Despite the challenges related to system opacity, the demonstrated ability of this model to deliver high-precision classification with minimal data and computational demands underscores its transformative potential in modern neurosurgery. Continued efforts to validate and refine such models in practical clinical environments will be crucial to ensuring their widespread adoption and their role in addressing complex surgical challenges.
Limitations
However, the study also highlights challenges, such as the “black box” nature of AI models, which can hinder clinician trust. Future work should focus on incorporating explainability modules to elucidate the decision-making processes of these models. Expanding the dataset to include diverse anatomical variations will further enhance the model’s generalizability and clinical applicability.
CONCLUSION
The use of the EfficientNetB0 architecture, coupled with transfer learning, proved effective in overcoming the constraints of small datasets. This approach maximizes performance while maintaining computational efficiency. Moreover, the high accuracy and precision across all barrier categories highlight the model’s robustness and its ability to generalize well to new data.
The clinical implications of this work are significant. Providing surgeons with reliable predictions about the integrity of the sellar barrier equips them to make informed decisions, optimizing surgical outcomes and patient safety. In addition, this methodology offers a pathway to integrate AI-powered tools seamlessly into clinical workflows, improving diagnostic accuracy and reducing variability.
The proposed AI model represents a promising step toward the integration of advanced machine learning techniques in neurosurgical practice, paving the way for more precise, reliable, and patient-centered approaches to managing pituitary lesions.
Ethical approval:
The research/study was approved by the Institutional Review Board at Hospital Padilla, Tucumán, Argentina. Approval Number: 2025-107 dated January 3, 2025.
Declaration of patient consent:
The authors certify that they have obtained all appropriate patient consent.

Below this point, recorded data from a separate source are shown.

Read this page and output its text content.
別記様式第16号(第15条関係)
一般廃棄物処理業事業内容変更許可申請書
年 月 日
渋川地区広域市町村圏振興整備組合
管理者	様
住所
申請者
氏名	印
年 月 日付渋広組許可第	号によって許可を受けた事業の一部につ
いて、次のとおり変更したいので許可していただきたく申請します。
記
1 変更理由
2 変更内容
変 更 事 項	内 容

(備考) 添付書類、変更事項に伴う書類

Financial support and sponsorship:
Nil.
Conflicts of interest:
There are no conflicts of interest.
Use of artificial intelligence (AI)-assisted technology for manuscript preparation:
The authors confirm that there was no use of artificial intelligence (AI)-assisted technology for assisting in the writing or editing of the manuscript and no images were manipulated using AI.
Disclaimer
The views and opinions expressed in this article are those of the authors and do not necessarily reflect the official policy or position of the Journal or its management. The information contained in this article should not be considered to be medical advice; patients should consult their own physicians for advice as to their specific medical needs.